A terminal-based AI relay that routes conversations through a chain of models — local first, remote only when needed.
You type a question
|
llama3.1:8b (local, fast, free)
Tries to answer. If it can't:
|
deepseek-r1:14b (local, bigger brain, free)
Second opinion. If it still can't:
|
Phone a Friend? [y/n]
You choose whether to spend money.
|
Claude (Anthropic) or GPT (OpenAI)
Remote API call with full conversation context.
- Local models handle greetings, factual Q&A, code snippets, and anything they know well.
- Remote calls only happen with your explicit approval ("Phone a Friend" confirmation gate).
- Say "phone a friend" or "!remote" in your message to skip straight to remote.
- Responses stream in real-time with color-coded output.
main.py— the relay app (routing, streaming, escalation, all of it).system_check.py— validates Python, Ollama, and API key availability..env.example— environment variable template.run.sh— launches the app with the venv.

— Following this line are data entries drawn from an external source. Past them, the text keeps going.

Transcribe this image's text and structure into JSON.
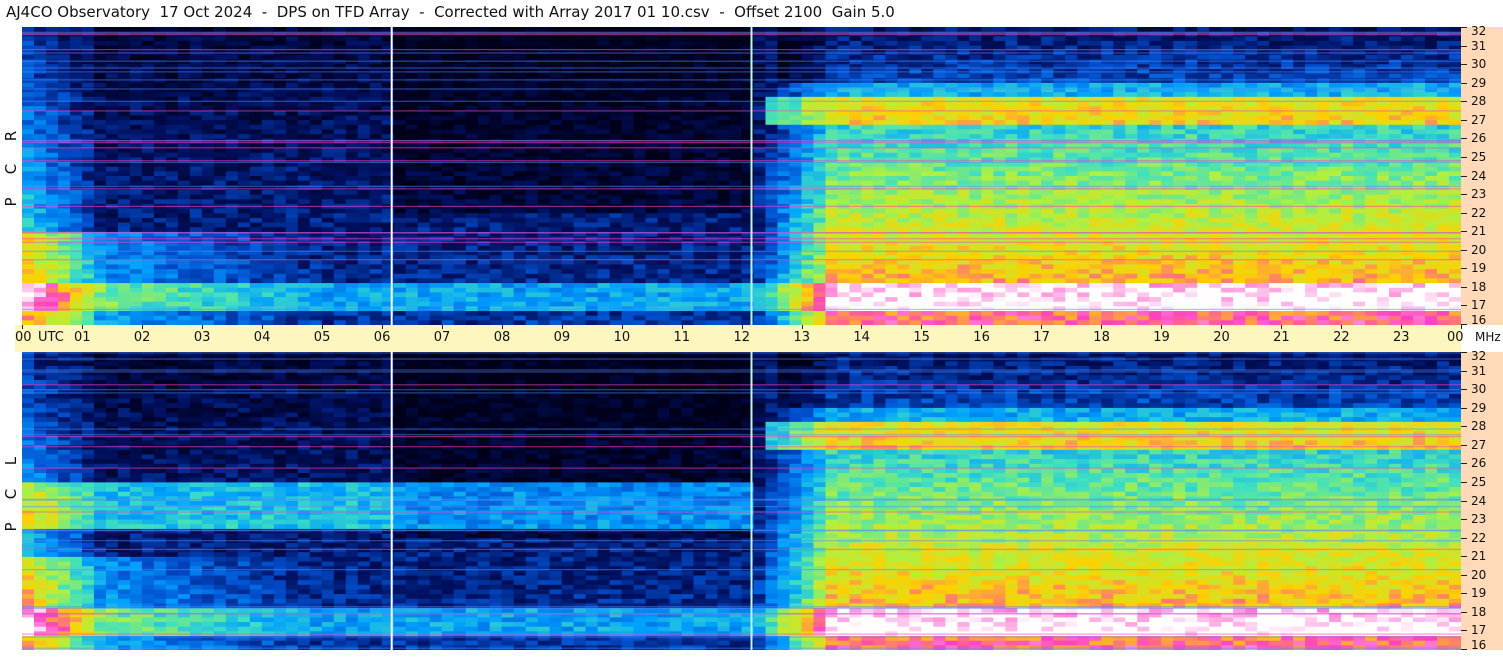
{
  "title": "AJ4CO Observatory  17 Oct 2024  -  DPS on TFD Array  -  Corrected with Array 2017 01 10.csv  -  Offset 2100  Gain 5.0",
  "unit_label": "MHz",
  "utc_label": "UTC",
  "colors": {
    "background": "#ffffff",
    "freq_axis_bg": "#ffd9b8",
    "time_axis_bg": "#fdf7bf",
    "marker_white": "#ffffff",
    "marker_cyan": "#bff7ee",
    "colormap": [
      "#00001a",
      "#001060",
      "#0050d0",
      "#00a0ff",
      "#40e0c0",
      "#b0f040",
      "#ffd000",
      "#ff40c0",
      "#ffffff"
    ]
  },
  "chart_data": {
    "type": "heatmap",
    "x_label": "UTC",
    "y_label": "MHz",
    "x_range_hours": [
      0,
      24
    ],
    "y_range_mhz": [
      16,
      32
    ],
    "x_ticks": [
      "00",
      "01",
      "02",
      "03",
      "04",
      "05",
      "06",
      "07",
      "08",
      "09",
      "10",
      "11",
      "12",
      "13",
      "14",
      "15",
      "16",
      "17",
      "18",
      "19",
      "20",
      "21",
      "22",
      "23",
      "00"
    ],
    "y_ticks": [
      32,
      31,
      30,
      29,
      28,
      27,
      26,
      25,
      24,
      23,
      22,
      21,
      20,
      19,
      18,
      17,
      16
    ],
    "marker_lines_utc": [
      6.15,
      12.15
    ],
    "panels": [
      {
        "polarization": "RCP",
        "letters": [
          "R",
          "C",
          "P"
        ]
      },
      {
        "polarization": "LCP",
        "letters": [
          "L",
          "C",
          "P"
        ]
      }
    ]
  }
}
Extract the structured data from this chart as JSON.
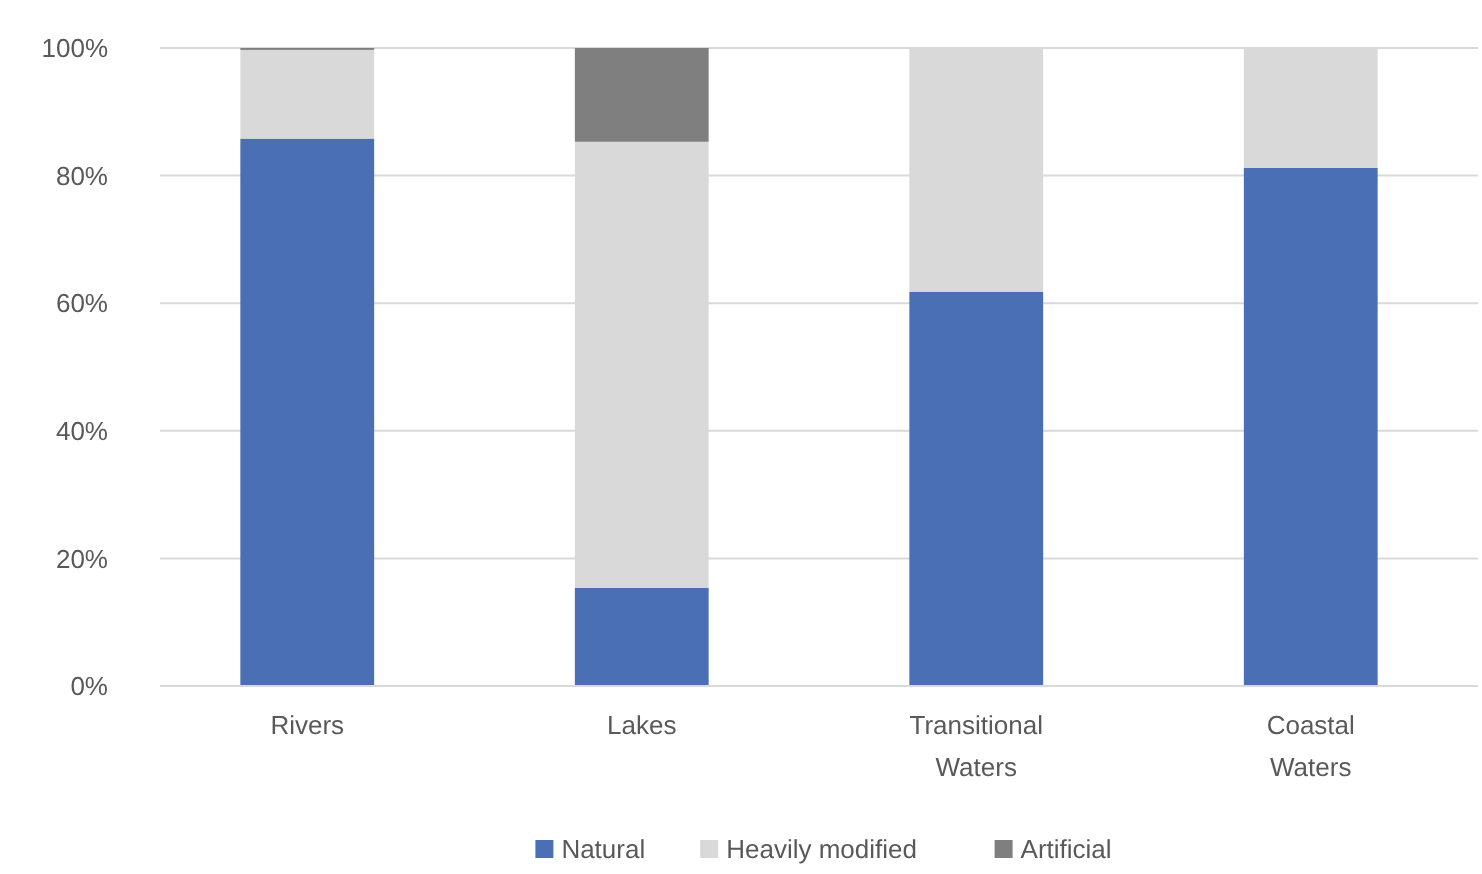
{
  "chart_data": {
    "type": "bar",
    "stacked": true,
    "categories": [
      "Rivers",
      "Lakes",
      "Transitional Waters",
      "Coastal Waters"
    ],
    "series": [
      {
        "name": "Natural",
        "color": "#4a6fb5",
        "values": [
          85.8,
          15.4,
          61.8,
          81.2
        ]
      },
      {
        "name": "Heavily modified",
        "color": "#d9d9d9",
        "values": [
          13.9,
          69.9,
          38.2,
          18.8
        ]
      },
      {
        "name": "Artificial",
        "color": "#7f7f7f",
        "values": [
          0.3,
          14.7,
          0,
          0
        ]
      }
    ],
    "ylim": [
      0,
      100
    ],
    "yticks": [
      {
        "value": 0,
        "label": "0%"
      },
      {
        "value": 20,
        "label": "20%"
      },
      {
        "value": 40,
        "label": "40%"
      },
      {
        "value": 60,
        "label": "60%"
      },
      {
        "value": 80,
        "label": "80%"
      },
      {
        "value": 100,
        "label": "100%"
      }
    ],
    "grid": "y",
    "legend": "bottom"
  }
}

- Create and activate a virtual environment:
python -m venv .venv
source .venv/bin/activate- Install dependencies:
pip install -r requirements.txt- Copy and fill in your env file:
cp .env.example .envThen edit .env with your keys:
ANTHROPIC_API_KEY=your_anthropic_key
OPENAI_API_KEY=your_openai_key
OLLAMA_BASE_URL=http://localhost:11434
OLLAMA_MODEL=llama3.1:8b
OLLAMA_ESCALATION_MODEL=deepseek-r1:14b
- Pull the Ollama models:
ollama pull llama3.1:8b
ollama pull deepseek-r1:14b./run.shOr directly:
python main.py| Command | What it does |
|---|---|
exit / quit |
Stop the relay and unload the model |
clear |
Reset conversation history |
phone a friend <question> |
Force a remote API call (skips confirmation) |
!remote <question> |
Same as above |
The local model decides where to send each request:
| Provider | Model | Cost | Best for |
|---|---|---|---|
| Anthropic | HAIKU | cheap | Factual Q&A, summaries, light code (default) |
| Anthropic | SONNET | moderate | Complex code, multi-step reasoning |
| Anthropic | OPUS | expensive | Research-grade analysis (rarely needed) |
| OpenAI | GPT_MINI | cheap | Brainstorming, creative writing (default for GPT) |
| OpenAI | GPT | moderate | Polished writing, stronger coding |
| OpenAI | GPT_PRO | very expensive | Most precise (rarely needed) |
- Dim — local model's JSON thinking stream
- Bold — local model's final answer
- Sage green — Anthropic (Claude) responses
- Blue — OpenAI (GPT) responses
- Magenta — Phone a Friend prompts and remote model headers
- Yellow — warnings, clarifying questions
- Red — errors, sensitive data alerts
- llama3.1:8b — fast local router, handles most things
- deepseek-r1:14b — local escalation, bigger reasoning model (set via
OLLAMA_ESCALATION_MODEL, leave empty to skip) - Remote API — Claude or GPT, with user confirmation required
Empty Enter at the Phone a Friend prompt cancels (doesn't send). Only explicit y sends.
If a cheap remote model (Haiku/GPT Mini) can't answer, you'll be asked before escalating to a more expensive one.